La propuesta de Villani empezó a resultarme interesante y, a partir de ahí, su sinceridad y honradez me arrebataron. Esa franqueza se manifiesta cuando refiere su anhelo por ganar la medalla Fields. La mayoría de los investigadores afirmarían que su única aspiración es el avance del conocimiento, corriendo un tupido velo sobre el mundo de grandes egos y necesidad de reconocimiento en el que compiten. Villani exhibe sin tapujos sus miedos y ambiciones, al tiempo que se muestra humilde cuando describe a sus grandes ídolos matemáticos, como Landau, Andréi Kolmógorov o John Nash (su héroe personal). Como la cosa acaba bien —con la obtención de la medalla Fields «por sus demostraciones del amortiguamiento no lineal de Landau y la convergencia al equilibrio de la ecuación de Boltzmann»—, Villani también consigue transmitir la alegría que sintió desde la notificación personal y secreta del premio hasta la ceremonia de entrega, que tuvo lugar durante el Congreso Internacional de Matemáticos, en la ciudad india de Haiderabad.
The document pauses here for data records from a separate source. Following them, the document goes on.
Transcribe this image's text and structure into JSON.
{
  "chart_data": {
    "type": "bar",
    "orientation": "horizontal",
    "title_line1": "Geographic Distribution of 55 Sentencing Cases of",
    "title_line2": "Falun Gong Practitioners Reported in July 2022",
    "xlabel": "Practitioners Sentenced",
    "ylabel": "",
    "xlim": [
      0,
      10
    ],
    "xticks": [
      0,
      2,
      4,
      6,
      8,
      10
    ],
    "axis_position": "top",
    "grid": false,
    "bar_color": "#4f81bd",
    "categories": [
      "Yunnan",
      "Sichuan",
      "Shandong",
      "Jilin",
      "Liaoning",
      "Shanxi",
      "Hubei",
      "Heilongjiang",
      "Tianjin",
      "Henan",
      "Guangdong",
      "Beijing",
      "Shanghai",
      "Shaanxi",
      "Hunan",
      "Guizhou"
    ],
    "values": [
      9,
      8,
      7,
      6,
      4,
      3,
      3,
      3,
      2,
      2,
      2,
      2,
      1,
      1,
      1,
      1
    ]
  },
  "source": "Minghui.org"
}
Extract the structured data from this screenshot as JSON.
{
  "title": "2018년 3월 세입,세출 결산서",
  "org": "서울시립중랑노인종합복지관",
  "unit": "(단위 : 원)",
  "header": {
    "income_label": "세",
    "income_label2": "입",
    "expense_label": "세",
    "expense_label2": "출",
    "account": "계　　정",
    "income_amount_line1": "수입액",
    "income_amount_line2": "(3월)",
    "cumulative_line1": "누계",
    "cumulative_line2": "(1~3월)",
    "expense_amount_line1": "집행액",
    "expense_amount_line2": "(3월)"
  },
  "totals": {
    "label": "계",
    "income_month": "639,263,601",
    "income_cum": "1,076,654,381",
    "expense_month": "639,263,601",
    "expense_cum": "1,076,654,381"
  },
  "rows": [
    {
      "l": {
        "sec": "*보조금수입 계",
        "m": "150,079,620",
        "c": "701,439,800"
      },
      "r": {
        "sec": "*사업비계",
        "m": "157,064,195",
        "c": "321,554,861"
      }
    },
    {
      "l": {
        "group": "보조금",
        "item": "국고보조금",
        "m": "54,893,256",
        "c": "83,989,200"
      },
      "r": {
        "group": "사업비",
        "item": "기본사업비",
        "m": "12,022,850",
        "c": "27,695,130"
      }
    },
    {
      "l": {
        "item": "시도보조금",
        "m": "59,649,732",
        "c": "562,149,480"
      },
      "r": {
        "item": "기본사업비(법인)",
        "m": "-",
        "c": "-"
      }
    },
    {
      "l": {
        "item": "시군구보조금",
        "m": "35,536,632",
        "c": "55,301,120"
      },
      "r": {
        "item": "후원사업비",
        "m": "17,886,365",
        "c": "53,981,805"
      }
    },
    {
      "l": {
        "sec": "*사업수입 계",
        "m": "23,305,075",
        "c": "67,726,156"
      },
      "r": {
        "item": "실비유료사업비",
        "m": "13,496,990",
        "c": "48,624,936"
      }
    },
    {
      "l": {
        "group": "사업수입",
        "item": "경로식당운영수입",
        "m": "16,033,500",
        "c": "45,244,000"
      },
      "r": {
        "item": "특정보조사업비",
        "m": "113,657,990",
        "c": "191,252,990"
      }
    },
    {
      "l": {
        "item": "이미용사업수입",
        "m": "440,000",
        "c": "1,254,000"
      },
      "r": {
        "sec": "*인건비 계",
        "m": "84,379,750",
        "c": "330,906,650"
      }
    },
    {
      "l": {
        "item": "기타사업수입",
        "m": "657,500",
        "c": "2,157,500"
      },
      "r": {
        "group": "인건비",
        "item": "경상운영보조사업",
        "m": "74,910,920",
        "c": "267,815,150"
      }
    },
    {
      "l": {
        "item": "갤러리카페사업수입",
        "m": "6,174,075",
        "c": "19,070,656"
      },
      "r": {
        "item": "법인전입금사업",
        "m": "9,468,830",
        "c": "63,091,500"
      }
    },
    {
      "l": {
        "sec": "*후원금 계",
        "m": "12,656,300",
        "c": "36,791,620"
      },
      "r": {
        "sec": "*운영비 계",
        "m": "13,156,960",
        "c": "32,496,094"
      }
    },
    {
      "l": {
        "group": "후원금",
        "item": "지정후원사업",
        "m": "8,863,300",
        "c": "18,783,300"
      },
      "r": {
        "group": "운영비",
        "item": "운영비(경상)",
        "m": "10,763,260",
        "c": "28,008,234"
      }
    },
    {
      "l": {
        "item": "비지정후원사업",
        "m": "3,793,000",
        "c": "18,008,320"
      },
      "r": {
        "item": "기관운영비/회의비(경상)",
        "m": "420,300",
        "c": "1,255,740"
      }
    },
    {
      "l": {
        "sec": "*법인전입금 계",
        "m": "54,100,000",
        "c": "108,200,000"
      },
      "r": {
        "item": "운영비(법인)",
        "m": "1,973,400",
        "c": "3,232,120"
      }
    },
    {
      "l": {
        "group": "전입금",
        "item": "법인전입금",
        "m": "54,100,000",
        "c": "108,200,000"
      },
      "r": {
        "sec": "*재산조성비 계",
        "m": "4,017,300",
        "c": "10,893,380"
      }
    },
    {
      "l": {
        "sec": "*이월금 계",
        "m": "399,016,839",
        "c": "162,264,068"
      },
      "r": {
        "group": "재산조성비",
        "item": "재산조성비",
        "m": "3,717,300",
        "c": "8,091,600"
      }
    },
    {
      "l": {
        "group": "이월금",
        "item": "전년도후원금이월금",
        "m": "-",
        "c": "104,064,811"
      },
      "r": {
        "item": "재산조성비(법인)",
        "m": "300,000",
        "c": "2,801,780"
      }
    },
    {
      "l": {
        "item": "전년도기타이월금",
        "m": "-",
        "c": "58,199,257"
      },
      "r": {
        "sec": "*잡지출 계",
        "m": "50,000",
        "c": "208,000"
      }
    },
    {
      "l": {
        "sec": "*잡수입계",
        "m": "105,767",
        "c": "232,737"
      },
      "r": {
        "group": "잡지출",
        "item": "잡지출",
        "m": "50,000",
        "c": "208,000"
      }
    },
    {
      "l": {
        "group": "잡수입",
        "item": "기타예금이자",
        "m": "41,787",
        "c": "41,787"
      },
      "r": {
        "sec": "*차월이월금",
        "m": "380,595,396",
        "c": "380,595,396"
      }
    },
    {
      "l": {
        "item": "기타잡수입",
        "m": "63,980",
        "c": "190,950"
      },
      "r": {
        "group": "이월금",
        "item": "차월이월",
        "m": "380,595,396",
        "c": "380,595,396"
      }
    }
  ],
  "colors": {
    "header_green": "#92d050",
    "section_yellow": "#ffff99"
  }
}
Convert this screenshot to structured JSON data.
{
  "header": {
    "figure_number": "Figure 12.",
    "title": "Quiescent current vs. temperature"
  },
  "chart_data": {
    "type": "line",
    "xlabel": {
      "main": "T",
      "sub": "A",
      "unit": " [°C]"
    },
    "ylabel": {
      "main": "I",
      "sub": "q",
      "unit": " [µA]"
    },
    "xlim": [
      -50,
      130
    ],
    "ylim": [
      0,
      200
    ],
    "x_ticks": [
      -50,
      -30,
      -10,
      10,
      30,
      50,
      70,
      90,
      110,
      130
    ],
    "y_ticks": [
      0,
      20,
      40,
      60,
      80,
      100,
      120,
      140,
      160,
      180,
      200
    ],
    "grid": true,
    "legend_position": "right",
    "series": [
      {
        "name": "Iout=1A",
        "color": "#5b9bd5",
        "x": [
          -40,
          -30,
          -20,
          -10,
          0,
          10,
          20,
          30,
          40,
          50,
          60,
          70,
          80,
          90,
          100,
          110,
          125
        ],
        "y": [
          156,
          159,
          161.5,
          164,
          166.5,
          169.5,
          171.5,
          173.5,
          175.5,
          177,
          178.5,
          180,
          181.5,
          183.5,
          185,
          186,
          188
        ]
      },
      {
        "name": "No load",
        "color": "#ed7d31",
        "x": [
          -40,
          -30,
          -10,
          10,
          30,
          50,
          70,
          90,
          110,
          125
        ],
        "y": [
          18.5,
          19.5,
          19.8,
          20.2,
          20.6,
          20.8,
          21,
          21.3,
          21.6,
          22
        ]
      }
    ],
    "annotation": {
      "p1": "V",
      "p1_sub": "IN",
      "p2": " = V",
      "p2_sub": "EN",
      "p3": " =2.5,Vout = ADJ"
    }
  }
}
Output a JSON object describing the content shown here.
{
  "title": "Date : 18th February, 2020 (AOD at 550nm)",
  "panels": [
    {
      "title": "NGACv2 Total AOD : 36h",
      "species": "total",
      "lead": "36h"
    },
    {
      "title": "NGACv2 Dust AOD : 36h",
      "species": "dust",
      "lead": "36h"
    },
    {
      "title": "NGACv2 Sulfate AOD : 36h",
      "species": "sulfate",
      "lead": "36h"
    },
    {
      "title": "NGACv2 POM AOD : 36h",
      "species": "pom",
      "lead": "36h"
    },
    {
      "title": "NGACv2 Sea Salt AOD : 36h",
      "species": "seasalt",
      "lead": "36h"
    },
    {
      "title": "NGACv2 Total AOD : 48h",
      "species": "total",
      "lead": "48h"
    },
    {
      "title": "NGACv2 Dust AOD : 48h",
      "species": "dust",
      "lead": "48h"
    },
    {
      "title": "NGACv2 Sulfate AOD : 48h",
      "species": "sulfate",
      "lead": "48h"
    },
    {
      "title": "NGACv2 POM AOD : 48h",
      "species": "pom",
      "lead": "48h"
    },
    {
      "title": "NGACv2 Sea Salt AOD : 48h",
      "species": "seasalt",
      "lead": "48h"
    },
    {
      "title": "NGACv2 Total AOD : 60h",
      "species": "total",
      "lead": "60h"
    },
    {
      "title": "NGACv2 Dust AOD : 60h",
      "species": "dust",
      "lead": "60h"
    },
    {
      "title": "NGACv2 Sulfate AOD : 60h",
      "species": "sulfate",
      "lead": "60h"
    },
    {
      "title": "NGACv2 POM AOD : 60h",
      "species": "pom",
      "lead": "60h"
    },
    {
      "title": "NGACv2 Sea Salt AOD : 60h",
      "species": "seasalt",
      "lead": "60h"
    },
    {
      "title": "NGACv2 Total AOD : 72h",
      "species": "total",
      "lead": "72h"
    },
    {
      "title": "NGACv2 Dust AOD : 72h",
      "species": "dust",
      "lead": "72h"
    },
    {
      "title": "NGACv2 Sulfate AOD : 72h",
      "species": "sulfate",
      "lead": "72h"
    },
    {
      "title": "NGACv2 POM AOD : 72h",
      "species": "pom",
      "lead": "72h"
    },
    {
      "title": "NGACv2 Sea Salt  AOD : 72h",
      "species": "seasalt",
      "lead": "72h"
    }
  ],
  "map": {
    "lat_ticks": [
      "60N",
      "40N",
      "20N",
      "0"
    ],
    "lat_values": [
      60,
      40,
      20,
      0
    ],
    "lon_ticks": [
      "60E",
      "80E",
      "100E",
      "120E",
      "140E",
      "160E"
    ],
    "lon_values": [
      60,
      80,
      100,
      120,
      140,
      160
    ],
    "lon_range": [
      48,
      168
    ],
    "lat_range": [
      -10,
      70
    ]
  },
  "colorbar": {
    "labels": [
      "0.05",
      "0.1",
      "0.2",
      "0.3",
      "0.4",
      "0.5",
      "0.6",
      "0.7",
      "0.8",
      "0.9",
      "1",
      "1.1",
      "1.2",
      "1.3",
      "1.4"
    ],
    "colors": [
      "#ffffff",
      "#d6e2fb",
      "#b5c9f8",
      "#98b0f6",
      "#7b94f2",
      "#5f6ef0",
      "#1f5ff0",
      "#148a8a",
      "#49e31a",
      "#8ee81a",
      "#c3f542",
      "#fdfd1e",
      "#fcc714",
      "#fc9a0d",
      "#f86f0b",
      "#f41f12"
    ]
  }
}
Eso sí, les advierto que la energía de Villani parece infinita, y eso hace que uno se sienta muy pequeño al leerlo. Además de lograr su gran objetivo matemático, nos enteramos de que divulga sobre ciencia y arte para todo tipo de público, no solo escribiendo y dando charlas, sino también realizando documentales e interviniendo en los medios de comunicación siempre que tiene ocasión. Es miembro de los comités editoriales de múltiples revistas científicas, vicepresidente del centro de reflexión proeuropeo EuropaNova, presidente de la asociación de investigación sobre la música y la discapacidad Musaïques o asesor científico del Instituto Africano de Ciencias Matemáticas. Y, para rematar, nos deja a las puertas de lo que sería el comienzo de su carrera política.

En una entrevista reciente, Villani hacía la siguiente reflexión: «Las matemáticas son mi trabajo y, por lo tanto, definen mi identidad. [...] La práctica de las matemáticas, en cambio, es una actividad social, una especie de arte —especialmente cuando tenemos que adivinar en qué dirección investigar— y un trabajo colaborativo en el que viajas mucho e intercambias ideas». Cómo nace un teorema nos habla de ambas cosas, del monólogo interior de un matemático y de su quehacer social. En la contraportada de la obra, leemos: «Este libro es un trepidante y apasionado relato en el que Villani, con su mezcla de carisma y excentricidad, de precisión y entusiasmo, da cuenta de su hazaña, desde la idea germinal hasta su resolución final». Si quitamos el adjetivo «trepidante», les aseguro que el resto es cierto.